Men aged 20 to 60 should cycle at 14.5 km/h and women aged 20 to 60 a bit more slowly, 13.1 km/h, he found. Those under 20 should be travelling a bit more slowly — 13.4 km/h for men, 12.5 km/h for women. (All the figures are for flat terrain.)
But walking is the big surprise in his analysis.
He wants anyone under the age of 20 to protect their lungs by limiting their speed to a lethargic 3.4 km/h. That’s 2.1 miles an hour, for those who measure that way. At that speed, your kids are going to be late for school a lot. [What about children living or going to school beside drilling and fracing, gas plants, tank farms, compressor stations? Walk, play and live Slowly, No running, skipping in the playground and no more physical education?]
You can speed up a little after age 20, but not much, he suggests: He still suggests men and women all ages to stay below 5 km/h.
His study is published in the International Journal of Sustainable Transportation. [Emphasis added]

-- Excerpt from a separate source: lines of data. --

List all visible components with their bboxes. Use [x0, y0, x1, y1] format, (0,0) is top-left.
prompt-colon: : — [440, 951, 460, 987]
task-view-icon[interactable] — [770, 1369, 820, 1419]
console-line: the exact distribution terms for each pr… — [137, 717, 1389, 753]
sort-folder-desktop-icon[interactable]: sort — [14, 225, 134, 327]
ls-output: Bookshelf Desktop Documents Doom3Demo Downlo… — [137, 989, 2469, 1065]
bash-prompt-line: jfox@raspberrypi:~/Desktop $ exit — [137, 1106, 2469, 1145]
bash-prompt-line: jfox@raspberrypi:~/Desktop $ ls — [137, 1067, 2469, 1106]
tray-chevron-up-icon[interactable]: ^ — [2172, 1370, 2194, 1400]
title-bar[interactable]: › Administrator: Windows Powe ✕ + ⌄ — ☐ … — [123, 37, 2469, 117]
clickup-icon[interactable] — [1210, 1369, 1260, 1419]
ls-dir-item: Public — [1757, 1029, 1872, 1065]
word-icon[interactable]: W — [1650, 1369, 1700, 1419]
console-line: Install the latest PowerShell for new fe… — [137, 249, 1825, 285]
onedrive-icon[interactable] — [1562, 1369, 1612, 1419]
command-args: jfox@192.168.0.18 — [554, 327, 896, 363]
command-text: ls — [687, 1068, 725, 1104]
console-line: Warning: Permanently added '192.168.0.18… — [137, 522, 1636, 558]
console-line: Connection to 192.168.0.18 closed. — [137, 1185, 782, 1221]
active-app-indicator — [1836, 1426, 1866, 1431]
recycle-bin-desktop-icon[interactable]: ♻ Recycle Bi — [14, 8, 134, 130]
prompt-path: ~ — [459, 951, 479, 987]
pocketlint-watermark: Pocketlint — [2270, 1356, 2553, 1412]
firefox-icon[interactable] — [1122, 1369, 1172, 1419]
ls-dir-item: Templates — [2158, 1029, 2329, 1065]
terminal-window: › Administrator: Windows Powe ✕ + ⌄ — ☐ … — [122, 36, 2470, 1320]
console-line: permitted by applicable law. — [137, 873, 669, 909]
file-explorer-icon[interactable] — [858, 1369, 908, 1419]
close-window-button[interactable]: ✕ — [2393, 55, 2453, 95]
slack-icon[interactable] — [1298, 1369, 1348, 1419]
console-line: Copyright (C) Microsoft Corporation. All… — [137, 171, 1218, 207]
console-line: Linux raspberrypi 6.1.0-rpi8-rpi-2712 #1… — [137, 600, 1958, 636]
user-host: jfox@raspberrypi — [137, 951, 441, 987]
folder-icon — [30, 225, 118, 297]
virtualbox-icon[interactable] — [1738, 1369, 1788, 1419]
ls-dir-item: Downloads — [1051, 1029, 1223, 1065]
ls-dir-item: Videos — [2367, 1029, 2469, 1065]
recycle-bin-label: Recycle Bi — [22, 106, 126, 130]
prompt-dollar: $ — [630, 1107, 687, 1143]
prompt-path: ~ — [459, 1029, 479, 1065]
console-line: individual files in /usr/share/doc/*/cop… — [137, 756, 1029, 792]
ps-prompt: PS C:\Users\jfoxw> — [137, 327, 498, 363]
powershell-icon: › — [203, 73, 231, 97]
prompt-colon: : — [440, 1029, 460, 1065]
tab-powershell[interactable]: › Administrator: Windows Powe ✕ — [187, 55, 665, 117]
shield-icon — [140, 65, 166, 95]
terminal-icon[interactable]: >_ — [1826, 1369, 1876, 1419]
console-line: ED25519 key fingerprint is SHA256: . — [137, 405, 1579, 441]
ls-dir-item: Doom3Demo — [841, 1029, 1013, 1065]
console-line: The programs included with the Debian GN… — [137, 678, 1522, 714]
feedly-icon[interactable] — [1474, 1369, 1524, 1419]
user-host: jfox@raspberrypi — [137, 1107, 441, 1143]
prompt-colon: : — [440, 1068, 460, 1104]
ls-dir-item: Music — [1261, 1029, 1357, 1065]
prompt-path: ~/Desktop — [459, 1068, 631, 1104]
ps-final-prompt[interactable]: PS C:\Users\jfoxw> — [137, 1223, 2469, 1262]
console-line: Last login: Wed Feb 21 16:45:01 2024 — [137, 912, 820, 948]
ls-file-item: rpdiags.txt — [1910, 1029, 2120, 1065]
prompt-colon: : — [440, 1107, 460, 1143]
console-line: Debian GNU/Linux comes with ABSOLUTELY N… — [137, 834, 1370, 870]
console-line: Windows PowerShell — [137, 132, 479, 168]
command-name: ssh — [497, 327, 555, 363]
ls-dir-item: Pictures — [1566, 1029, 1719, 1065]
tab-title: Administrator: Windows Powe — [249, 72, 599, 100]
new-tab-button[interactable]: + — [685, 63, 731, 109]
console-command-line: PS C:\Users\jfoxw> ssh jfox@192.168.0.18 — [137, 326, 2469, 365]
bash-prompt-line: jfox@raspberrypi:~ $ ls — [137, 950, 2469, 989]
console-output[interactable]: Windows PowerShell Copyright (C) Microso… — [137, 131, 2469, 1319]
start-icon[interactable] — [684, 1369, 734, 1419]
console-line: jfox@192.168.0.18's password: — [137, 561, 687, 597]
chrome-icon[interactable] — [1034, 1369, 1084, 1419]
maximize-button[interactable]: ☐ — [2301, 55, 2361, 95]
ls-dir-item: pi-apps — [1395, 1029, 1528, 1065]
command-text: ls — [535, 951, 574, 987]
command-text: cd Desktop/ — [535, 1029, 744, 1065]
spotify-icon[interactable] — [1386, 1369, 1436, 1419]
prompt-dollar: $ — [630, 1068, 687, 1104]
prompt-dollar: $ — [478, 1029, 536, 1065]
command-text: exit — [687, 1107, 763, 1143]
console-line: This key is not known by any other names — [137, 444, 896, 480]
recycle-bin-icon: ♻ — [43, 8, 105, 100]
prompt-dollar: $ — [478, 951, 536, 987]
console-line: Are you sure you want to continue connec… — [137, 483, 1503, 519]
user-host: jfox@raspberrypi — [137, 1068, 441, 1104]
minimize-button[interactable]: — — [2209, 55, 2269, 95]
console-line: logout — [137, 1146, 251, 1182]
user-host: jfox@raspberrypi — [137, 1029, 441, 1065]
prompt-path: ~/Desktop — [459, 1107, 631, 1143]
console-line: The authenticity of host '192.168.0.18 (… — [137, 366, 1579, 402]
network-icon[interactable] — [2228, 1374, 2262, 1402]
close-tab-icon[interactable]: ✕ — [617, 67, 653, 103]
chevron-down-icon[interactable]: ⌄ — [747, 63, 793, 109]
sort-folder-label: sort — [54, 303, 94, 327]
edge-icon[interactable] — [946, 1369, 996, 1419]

Breath Biomarkers to Measure Uptake of Volatile Organic Compounds by Bicyclists by Alexander Y. Bigazzi, Miguel A. Figliozzi, Wentai Luo, and James F. Pankow, Environ. Sci. Technol., 2016, 50 (10), pp 5357–5363, April 20, 2016
DOI: 10.1021/acs.est.6b01159, 2016 American Chemical Society
Breath biomarkers were used to study uptake of traffic-related volatile organic compounds (VOCs) from urban bicycling. Breath analysis was selected because it is one of the least invasive methods to assess urban traveler exposure. Research hurdles that were overcome included considering that factors other than on-road exposure can influence concentrations in the body, and absorbed doses during a trip can be small compared to baseline body burdens. Pre-trip, on-road, and post-trip breath concentrations and ambient air concentrations were determined for 26 VOCs for bicyclists traveling on different path types. Statistical analyses of the concentration data identified eight monoaromatic hydrocarbons potentially useful as breath biomarkers to compare differences in body levels brought about by urban travel choices. Breath concentrations of the biomarker compounds were significantly higher than background levels after riding on high-traffic arterial streets and on a path through a high-exposure industrial area, but not after riding on low-traffic local streets or on other off-street paths. Modeled effects of high-traffic streets on ambient concentrations were 100–200% larger than those of low-traffic streets; modeled effects of high-traffic streets on breath concentrations were 40–100% larger than those of low-traffic streets. Similar percentage increases in breath concentrations are expected for bicyclists in other cities.